Technology

Posted on June 18, 2019 by staff

Ocado to pick up robotic hands production

Technology

Ocado is set to go into production on robotic hands technology in their warehouses.

Graham Deacon, robotics research fellow at Ocado, told Computing about the company’s robotics research work.

“We already have one device that’s going into production. This uses a simple suction cup on the end of it, but the clever bit is really the vision system.

“The way these systems typically work is that you need to have a model of the object the robotic arm is picking up in order to calculate the ‘grasp point’.

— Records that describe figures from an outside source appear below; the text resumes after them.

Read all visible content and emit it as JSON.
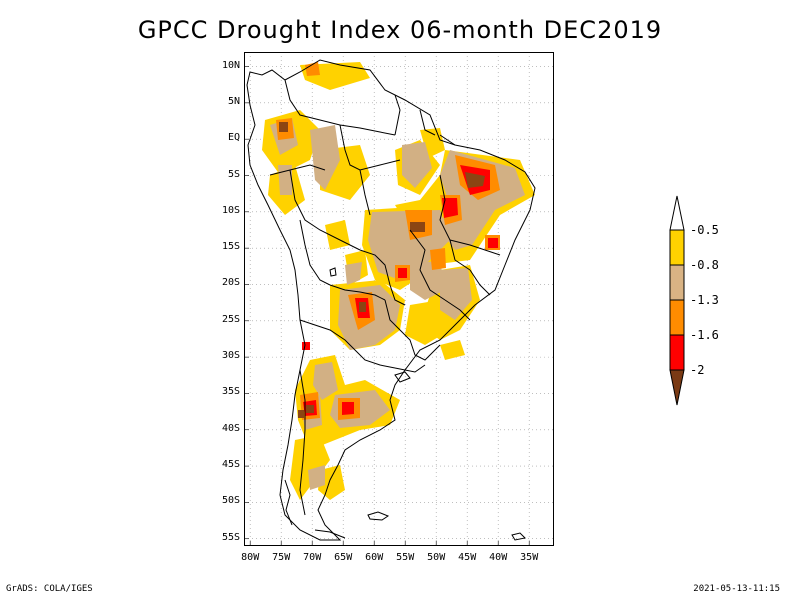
{
  "title": "GPCC Drought Index 06-month DEC2019",
  "lat_labels": [
    "10N",
    "5N",
    "EQ",
    "5S",
    "10S",
    "15S",
    "20S",
    "25S",
    "30S",
    "35S",
    "40S",
    "45S",
    "50S",
    "55S"
  ],
  "lon_labels": [
    "80W",
    "75W",
    "70W",
    "65W",
    "60W",
    "55W",
    "50W",
    "45W",
    "40W",
    "35W"
  ],
  "colorbar": {
    "labels": [
      "-0.5",
      "-0.8",
      "-1.3",
      "-1.6",
      "-2"
    ],
    "colors": [
      "#ffd200",
      "#d9b384",
      "#ff8c00",
      "#ff0000",
      "#7a3a14"
    ]
  },
  "footer": {
    "left": "GrADS: COLA/IGES",
    "right": "2021-05-13-11:15"
  },
  "legend_colors": {
    "yellow": "#ffd200",
    "tan": "#d2b084",
    "orange": "#ff8c00",
    "red": "#ff0000",
    "brown": "#8b4513"
  }
}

“Our system just needs to be able to detect in ‘the scene’ patches that are large enough and horizontal enough for the suction cup to work.

“It characterises what needs to be seen in the scene for the suction cup to work, which means that we can be agnostic about what it is that we are trying to pick up.

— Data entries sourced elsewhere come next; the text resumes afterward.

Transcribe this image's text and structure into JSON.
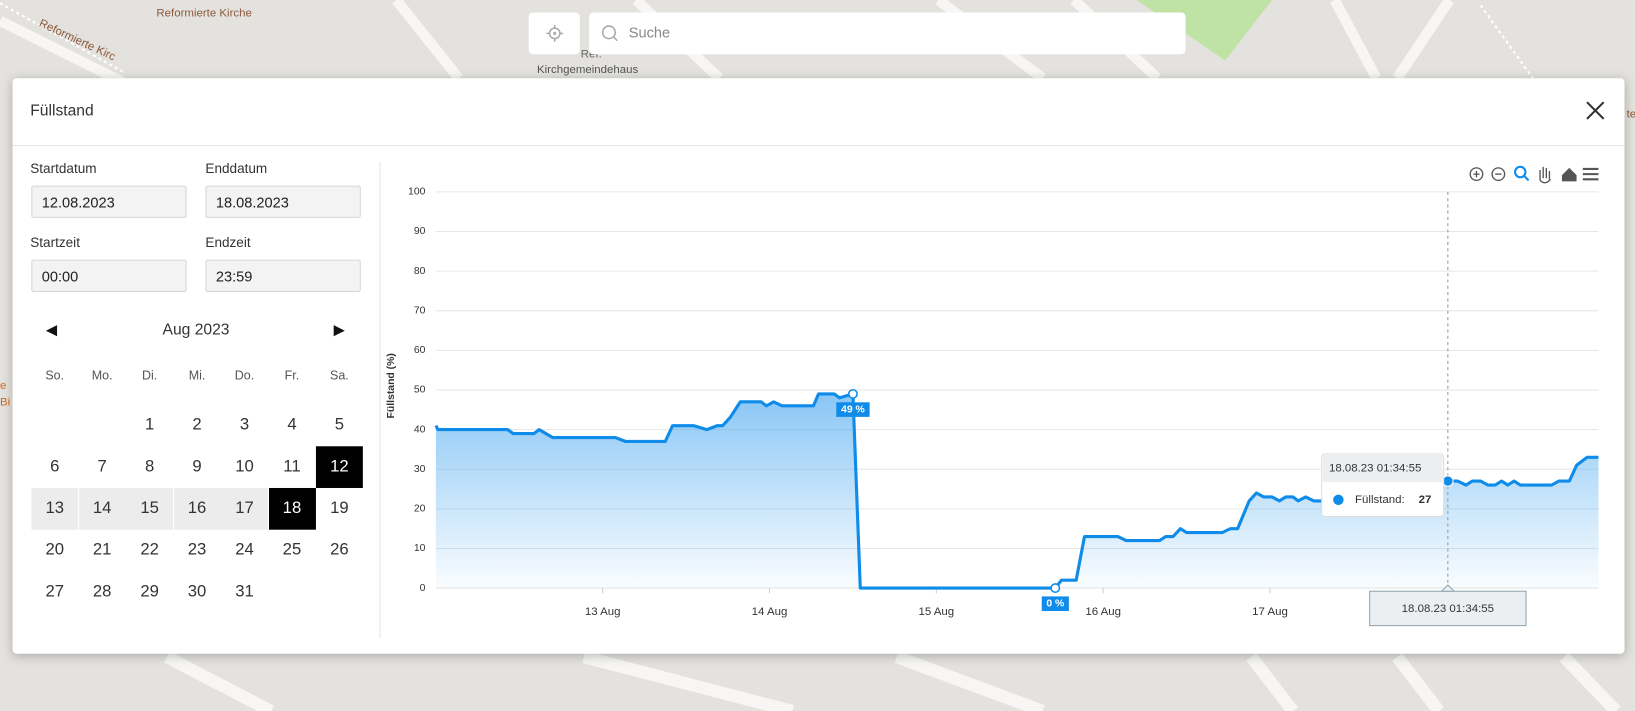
{
  "map": {
    "labels": [
      "Reformierte Kirche",
      "Reformierte Kirc",
      "Ref.",
      "Kirchgemeindehaus",
      "e",
      "Bi",
      "te"
    ]
  },
  "search": {
    "placeholder": "Suche"
  },
  "modal": {
    "title": "Füllstand"
  },
  "form": {
    "start_date_label": "Startdatum",
    "start_date": "12.08.2023",
    "end_date_label": "Enddatum",
    "end_date": "18.08.2023",
    "start_time_label": "Startzeit",
    "start_time": "00:00",
    "end_time_label": "Endzeit",
    "end_time": "23:59"
  },
  "calendar": {
    "month": "Aug 2023",
    "weekdays": [
      "So.",
      "Mo.",
      "Di.",
      "Mi.",
      "Do.",
      "Fr.",
      "Sa."
    ],
    "weeks": [
      [
        null,
        null,
        1,
        2,
        3,
        4,
        5
      ],
      [
        6,
        7,
        8,
        9,
        10,
        11,
        12
      ],
      [
        13,
        14,
        15,
        16,
        17,
        18,
        19
      ],
      [
        20,
        21,
        22,
        23,
        24,
        25,
        26
      ],
      [
        27,
        28,
        29,
        30,
        31
      ]
    ]
  },
  "chart_data": {
    "type": "area",
    "y_label": "Füllstand (%)",
    "color": "#0f8ce9",
    "x": [
      12.0,
      12.013,
      12.431,
      12.463,
      12.588,
      12.619,
      12.7,
      13.075,
      13.138,
      13.375,
      13.419,
      13.544,
      13.625,
      13.688,
      13.719,
      13.763,
      13.825,
      13.95,
      13.981,
      14.025,
      14.075,
      14.263,
      14.294,
      14.388,
      14.419,
      14.5,
      14.544,
      15.713,
      15.75,
      15.838,
      15.888,
      16.088,
      16.138,
      16.338,
      16.375,
      16.419,
      16.463,
      16.5,
      16.713,
      16.763,
      16.806,
      16.875,
      16.919,
      16.963,
      17.013,
      17.056,
      17.094,
      17.138,
      17.169,
      17.213,
      17.263,
      17.325,
      18.066,
      18.125,
      18.175,
      18.213,
      18.263,
      18.306,
      18.35,
      18.388,
      18.425,
      18.463,
      18.5,
      18.688,
      18.731,
      18.794,
      18.838,
      18.9,
      18.969
    ],
    "values": [
      41,
      40,
      40,
      39,
      39,
      40,
      38,
      38,
      37,
      37,
      41,
      41,
      40,
      41,
      41,
      43,
      47,
      47,
      46,
      47,
      46,
      46,
      49,
      49,
      48,
      49,
      0,
      0,
      2,
      2,
      13,
      13,
      12,
      12,
      13,
      13,
      15,
      14,
      14,
      15,
      15,
      22,
      24,
      23,
      23,
      22,
      23,
      23,
      22,
      23,
      22,
      22,
      27,
      27,
      26,
      27,
      27,
      26,
      26,
      27,
      26,
      27,
      26,
      26,
      27,
      27,
      31,
      33,
      33
    ],
    "value_labels": [
      null,
      null,
      null,
      null,
      null,
      null,
      null,
      null,
      null,
      null,
      null,
      null,
      null,
      null,
      null,
      null,
      null,
      null,
      null,
      null,
      null,
      null,
      null,
      null,
      null,
      "49 %",
      null,
      "0 %",
      null,
      null,
      null,
      null,
      null,
      null,
      null,
      null,
      null,
      null,
      null,
      null,
      null,
      null,
      null,
      null,
      null,
      null,
      null,
      null,
      null,
      null,
      null,
      null,
      null,
      null,
      null,
      null,
      null,
      null,
      null,
      null,
      null,
      null,
      null,
      null,
      null,
      null,
      null,
      null,
      null
    ],
    "xlim": [
      12,
      19
    ],
    "xticks": [
      {
        "value": 13,
        "label": "13 Aug"
      },
      {
        "value": 14,
        "label": "14 Aug"
      },
      {
        "value": 15,
        "label": "15 Aug"
      },
      {
        "value": 16,
        "label": "16 Aug"
      },
      {
        "value": 17,
        "label": "17 Aug"
      }
    ],
    "ylim": [
      0,
      100
    ],
    "yticks": [
      0,
      10,
      20,
      30,
      40,
      50,
      60,
      70,
      80,
      90,
      100
    ],
    "grid": true,
    "tooltip": {
      "index": 52,
      "title": "18.08.23 01:34:55",
      "label": "Füllstand:"
    }
  }
}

“We’re still arranging how many things it can handle. We expect it to be able to handle a few thousand objects – and this will be going into production imminently.

“Is it better than the way [a person would] pack? At the moment, the way that we operate, we give it an empty tote to start with.

“As the tote becomes more and more full, it becomes more challenging for the robot,” said Deacon.

The robotic hand is the culmination, so far, of several years of work on robots by Ocado in a bid to create a device capable of picking and packing a diverse range of goods in the warehouse.

The company first showed off the robotic hand that it is planning to put into production in 2017.

It was part-developed under the European Union SOMA – soft manipulation – project, with the Technische Universität Berlin (TUB), German Aerospace Center, the Istituto Italiano di Tecnologia and Università di Pisa in Italy, Institute of Science and Technology Austria and Disney Research Zurich.